Search code examples
mongodbnutchgora

Gora MongoDb Exception, can't serialize Utf8


I'm trying to get nutch 2.3 work with mongoDB but I get the following exception:

java.lang.IllegalArgumentException: can't serialize class org.apache.avro.util.Utf8
at org.bson.BasicBSONEncoder._putObjectField(BasicBSONEncoder.java:284)
at org.bson.BasicBSONEncoder.putObject(BasicBSONEncoder.java:185)

I've found the following ticket related to this problem, which says it should be resolved in nutch 2.3: https://issues.apache.org/jira/browse/NUTCH-1843

There's another ticket for the Gora project which says this issue is actually resolved in Gora 0.6 which can be found in https://issues.apache.org/jira/browse/GORA-388 . However Nutch 2.3 uses gora 0.5. So I don't see how this issue would be resolved in nutch 2.3.

I really would like to use MongoDB, but I can't seem to overcome the issue. Is there anyone who has insight into this problem? Is it a configuration issue?


Solution

  • The solution is to apply the following patch: https://issues.apache.org/jira/browse/NUTCH-1946 to your project. This patch updates gora to 0.6, which contains the fix for this problem.

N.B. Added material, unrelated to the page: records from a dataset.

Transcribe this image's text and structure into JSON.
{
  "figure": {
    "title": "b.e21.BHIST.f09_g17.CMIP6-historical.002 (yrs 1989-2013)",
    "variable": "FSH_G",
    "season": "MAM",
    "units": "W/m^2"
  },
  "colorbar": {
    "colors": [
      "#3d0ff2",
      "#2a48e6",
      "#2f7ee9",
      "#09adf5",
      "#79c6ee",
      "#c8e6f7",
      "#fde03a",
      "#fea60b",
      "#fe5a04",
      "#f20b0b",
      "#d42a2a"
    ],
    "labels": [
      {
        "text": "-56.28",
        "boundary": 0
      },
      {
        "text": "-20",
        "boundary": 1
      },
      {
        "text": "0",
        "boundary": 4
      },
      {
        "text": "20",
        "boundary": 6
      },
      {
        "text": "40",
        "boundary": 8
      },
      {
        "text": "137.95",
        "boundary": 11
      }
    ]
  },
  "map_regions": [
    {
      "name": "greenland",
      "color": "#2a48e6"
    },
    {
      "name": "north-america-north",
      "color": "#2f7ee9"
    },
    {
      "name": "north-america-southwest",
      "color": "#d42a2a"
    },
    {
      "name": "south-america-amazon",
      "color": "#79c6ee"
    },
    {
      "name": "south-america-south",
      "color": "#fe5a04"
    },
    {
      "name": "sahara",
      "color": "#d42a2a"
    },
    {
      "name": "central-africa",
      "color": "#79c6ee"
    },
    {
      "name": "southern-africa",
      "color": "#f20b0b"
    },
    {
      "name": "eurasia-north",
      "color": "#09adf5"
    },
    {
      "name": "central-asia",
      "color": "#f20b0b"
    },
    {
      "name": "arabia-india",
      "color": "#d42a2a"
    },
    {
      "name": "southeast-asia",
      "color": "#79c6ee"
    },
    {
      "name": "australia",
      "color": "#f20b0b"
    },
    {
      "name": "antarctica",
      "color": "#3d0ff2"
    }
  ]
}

    If you run into a RuntimeException during the GeneratorJob, please add the following to your nutch-site.xml

    <property>
        <name>io.serializations</name>
        <value>org.apache.hadoop.io.serializer.WritableSerialization</value>
        <description>A list of serialization classes that can be used for
            obtaining serializers and deserializers.</description>
    </property>